The Chair of US Securities and Exchange Commission (SEC), Gary Gensler, has appealed to Congress, requesting more regulation off cryptocurrency platforms, calling the current crypto market “The Wild West”.
Gensler told a global conference that the crypto industry is filled with fraud, claiming there are currently many coins that aren’t even registered. This, he says, makes them susceptible to price manipulation, leaving millions of investors potentially open to suffering the negative consequences of such fraud.
Cryptocurrency has gone from strength to strength this year, with the total capitalisation of cryptocurrencies worldwide topping US$2 trillion in April.
Source: © Abelbrata | Megapixl.com
While this growth is impressive, the sheer size and rapid growth, and the surge in the number of digital currencies have resulted in a lot of oversight in the crypto space.
Gensler has called upon additional Congressional authorities to prevent transactions, products, and platforms from falling through the cracks currently present due to lack of regulation.
A lot is expected from Gensler as the crypto community at large has been anticipating his leadership of the SEC, which he took in April.
Gensler – a Democratic appointee - had previously said that the cryptocurrency industry should be brought within the same regulatory state as the traditional financial system. As such, he intends to address any oversight within the market where regulatory measures are required.
Gensler’s regulatory vision
Gensler has proposed two main insights towards achieving his goal of bringing tighter regulations to the cryptocurrency space.

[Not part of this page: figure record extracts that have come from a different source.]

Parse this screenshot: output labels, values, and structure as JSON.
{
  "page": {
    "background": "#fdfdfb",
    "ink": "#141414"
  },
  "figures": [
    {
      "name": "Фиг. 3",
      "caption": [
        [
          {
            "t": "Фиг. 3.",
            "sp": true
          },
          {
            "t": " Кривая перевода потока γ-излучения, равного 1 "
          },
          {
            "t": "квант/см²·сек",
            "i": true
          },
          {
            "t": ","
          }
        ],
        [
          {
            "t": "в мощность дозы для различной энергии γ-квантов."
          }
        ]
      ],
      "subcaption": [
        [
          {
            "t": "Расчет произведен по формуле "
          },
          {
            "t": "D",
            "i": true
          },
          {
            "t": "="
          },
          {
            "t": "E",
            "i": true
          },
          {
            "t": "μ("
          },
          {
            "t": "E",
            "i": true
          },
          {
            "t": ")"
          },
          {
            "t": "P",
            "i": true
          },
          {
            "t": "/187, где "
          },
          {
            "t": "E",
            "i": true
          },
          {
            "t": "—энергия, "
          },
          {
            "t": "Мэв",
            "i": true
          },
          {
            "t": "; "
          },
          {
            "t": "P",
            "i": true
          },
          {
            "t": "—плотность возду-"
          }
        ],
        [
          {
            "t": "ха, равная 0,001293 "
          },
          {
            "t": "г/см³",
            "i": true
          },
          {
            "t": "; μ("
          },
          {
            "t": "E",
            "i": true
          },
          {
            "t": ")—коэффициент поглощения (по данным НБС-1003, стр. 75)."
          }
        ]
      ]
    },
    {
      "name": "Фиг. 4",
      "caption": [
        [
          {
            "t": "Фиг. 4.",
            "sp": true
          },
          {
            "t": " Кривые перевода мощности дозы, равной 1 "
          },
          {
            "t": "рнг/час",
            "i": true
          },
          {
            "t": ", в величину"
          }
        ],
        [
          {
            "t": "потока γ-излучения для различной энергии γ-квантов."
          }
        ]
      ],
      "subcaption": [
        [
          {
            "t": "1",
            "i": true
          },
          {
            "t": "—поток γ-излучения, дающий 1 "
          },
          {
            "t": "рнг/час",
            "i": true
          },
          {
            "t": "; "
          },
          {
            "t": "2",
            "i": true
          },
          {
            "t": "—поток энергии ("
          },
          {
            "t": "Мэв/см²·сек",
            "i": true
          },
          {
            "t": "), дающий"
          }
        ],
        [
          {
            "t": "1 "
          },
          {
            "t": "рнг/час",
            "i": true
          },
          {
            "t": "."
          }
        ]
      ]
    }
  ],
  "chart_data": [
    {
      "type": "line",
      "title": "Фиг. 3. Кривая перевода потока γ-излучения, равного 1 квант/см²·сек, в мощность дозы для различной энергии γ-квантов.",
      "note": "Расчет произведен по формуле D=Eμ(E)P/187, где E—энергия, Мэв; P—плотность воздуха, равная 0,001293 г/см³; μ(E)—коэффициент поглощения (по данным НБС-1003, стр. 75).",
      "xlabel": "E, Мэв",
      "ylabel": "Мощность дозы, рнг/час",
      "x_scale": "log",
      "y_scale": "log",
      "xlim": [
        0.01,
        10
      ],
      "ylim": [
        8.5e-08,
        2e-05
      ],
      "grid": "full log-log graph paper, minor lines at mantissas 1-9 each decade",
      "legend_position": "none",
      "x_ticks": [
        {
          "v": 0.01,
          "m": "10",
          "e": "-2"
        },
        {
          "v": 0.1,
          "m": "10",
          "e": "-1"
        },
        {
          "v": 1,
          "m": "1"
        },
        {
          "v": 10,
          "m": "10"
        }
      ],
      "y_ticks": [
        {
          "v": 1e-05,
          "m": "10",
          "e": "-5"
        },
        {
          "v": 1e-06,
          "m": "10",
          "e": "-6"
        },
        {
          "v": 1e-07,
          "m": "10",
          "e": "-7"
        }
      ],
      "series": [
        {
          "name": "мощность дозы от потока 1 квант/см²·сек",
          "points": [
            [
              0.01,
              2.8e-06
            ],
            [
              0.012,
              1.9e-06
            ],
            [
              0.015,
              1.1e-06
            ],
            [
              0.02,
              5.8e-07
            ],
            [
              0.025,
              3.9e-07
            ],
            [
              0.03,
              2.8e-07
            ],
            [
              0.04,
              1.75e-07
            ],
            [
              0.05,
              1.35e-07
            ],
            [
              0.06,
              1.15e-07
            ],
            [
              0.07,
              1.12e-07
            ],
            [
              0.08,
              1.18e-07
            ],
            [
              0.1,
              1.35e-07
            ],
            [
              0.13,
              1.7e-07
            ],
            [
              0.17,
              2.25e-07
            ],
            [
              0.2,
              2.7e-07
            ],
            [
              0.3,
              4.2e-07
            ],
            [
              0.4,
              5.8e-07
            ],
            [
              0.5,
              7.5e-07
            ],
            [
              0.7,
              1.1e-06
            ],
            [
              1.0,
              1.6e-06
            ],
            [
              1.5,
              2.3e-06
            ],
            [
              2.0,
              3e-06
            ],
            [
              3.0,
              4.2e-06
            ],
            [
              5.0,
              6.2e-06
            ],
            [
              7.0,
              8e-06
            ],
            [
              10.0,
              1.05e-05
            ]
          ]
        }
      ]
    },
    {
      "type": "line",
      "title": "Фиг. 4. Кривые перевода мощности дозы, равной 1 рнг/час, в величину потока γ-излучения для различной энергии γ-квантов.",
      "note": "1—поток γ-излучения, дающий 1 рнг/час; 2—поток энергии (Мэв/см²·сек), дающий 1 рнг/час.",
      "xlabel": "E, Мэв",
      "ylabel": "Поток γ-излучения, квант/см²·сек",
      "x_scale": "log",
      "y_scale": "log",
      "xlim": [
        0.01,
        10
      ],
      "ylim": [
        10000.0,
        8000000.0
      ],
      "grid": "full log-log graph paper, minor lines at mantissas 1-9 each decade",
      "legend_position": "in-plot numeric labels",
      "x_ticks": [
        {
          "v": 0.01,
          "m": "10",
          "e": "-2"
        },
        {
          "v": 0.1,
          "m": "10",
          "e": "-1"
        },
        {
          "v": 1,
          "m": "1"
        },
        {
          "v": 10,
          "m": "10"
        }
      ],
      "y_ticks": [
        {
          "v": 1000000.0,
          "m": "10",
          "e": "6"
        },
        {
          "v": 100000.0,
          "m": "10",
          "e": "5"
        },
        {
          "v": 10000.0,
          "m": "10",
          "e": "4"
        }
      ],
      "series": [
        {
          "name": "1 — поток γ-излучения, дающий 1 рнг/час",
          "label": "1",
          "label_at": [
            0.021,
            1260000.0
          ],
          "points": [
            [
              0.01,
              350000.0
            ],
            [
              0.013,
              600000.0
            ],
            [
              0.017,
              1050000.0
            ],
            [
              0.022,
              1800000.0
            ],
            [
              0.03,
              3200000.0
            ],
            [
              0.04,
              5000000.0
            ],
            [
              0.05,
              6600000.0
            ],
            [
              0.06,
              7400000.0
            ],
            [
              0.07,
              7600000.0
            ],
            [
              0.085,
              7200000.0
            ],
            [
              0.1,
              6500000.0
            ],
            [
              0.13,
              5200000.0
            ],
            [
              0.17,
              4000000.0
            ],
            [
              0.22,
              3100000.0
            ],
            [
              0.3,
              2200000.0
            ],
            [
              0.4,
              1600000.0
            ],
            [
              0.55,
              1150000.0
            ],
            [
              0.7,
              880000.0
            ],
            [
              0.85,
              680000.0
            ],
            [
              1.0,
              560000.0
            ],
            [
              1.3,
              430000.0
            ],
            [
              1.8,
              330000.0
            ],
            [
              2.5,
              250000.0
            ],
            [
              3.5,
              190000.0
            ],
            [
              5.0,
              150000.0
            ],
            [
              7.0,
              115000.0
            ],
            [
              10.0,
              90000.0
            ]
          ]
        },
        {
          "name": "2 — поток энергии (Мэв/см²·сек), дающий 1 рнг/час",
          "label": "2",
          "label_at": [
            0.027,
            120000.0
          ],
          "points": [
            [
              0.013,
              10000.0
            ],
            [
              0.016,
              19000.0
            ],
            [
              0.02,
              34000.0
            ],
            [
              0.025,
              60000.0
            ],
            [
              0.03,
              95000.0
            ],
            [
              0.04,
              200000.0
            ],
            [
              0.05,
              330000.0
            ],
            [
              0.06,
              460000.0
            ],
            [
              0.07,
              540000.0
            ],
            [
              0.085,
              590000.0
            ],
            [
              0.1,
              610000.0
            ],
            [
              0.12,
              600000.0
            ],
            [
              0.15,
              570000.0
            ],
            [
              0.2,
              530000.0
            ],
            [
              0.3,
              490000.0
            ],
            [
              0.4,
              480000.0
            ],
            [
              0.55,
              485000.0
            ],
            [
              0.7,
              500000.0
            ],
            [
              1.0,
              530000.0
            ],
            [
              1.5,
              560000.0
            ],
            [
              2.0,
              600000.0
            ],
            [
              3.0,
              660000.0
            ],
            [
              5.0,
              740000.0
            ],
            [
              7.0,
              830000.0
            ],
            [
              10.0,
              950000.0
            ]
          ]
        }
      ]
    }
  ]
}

He first proposed that Congress provide the SEC with the agency to oversee cryptocurrency exchanges – a power which the SEC doesn’t currently have.
Additionally, Gensler requested that lawmakers grant the SEC power to monitor crypto lending and oversee decentralised finance (DeFi) platforms, where lenders and borrowers can engage in transactions without the requirement for a traditional financial institution such as a bank.
Capitol Building – House of the US Congress meeting (Source: © Bpperry | Megapixl.com)
Crypto’s unadulterated ride
Up until this point, cryptocurrency has achieved a largely regulation-free ride as it has, for most of its existence since 2009, remained on the fringes of the financial world.
The past two years, particularly, have seen digital currencies go from strength to strength and the general public’s awareness of them.
Over three thousand digital currencies are available to the public – a far cry from just eleven years ago when only Bitcoin existed.
However, 2021 has seemingly been the year when cryptocurrency’s untethered run comes to an end.
In June, the Chinese government decided to clamp down on crypto trading as well as crypto mining. For example, in the Sichuan Province, the Chinese authorities ordered the closure of 26 mines in the local area.
But whereas the regulatory measures enforced by China can be attributed to its communist government, Gensler’s regulations appear, on the surface, to be altruistic. This is because he claims to be worried if Congress doesn’t allow the SEC to address the lack of regulation in the crypto market, it will result in investors getting burnt.
Further criticisms from Democrats
Democratic senator Elizabeth Warren has also pressured regulators to clamp down on the market, describing the crypto space as “opaque and volatile”.
A further criticism Gensler had was towards stock tokens and any other virtual token. Gensler said that due to their exposure to underlying securities, they must be subject to the same security laws as the traditional financial system.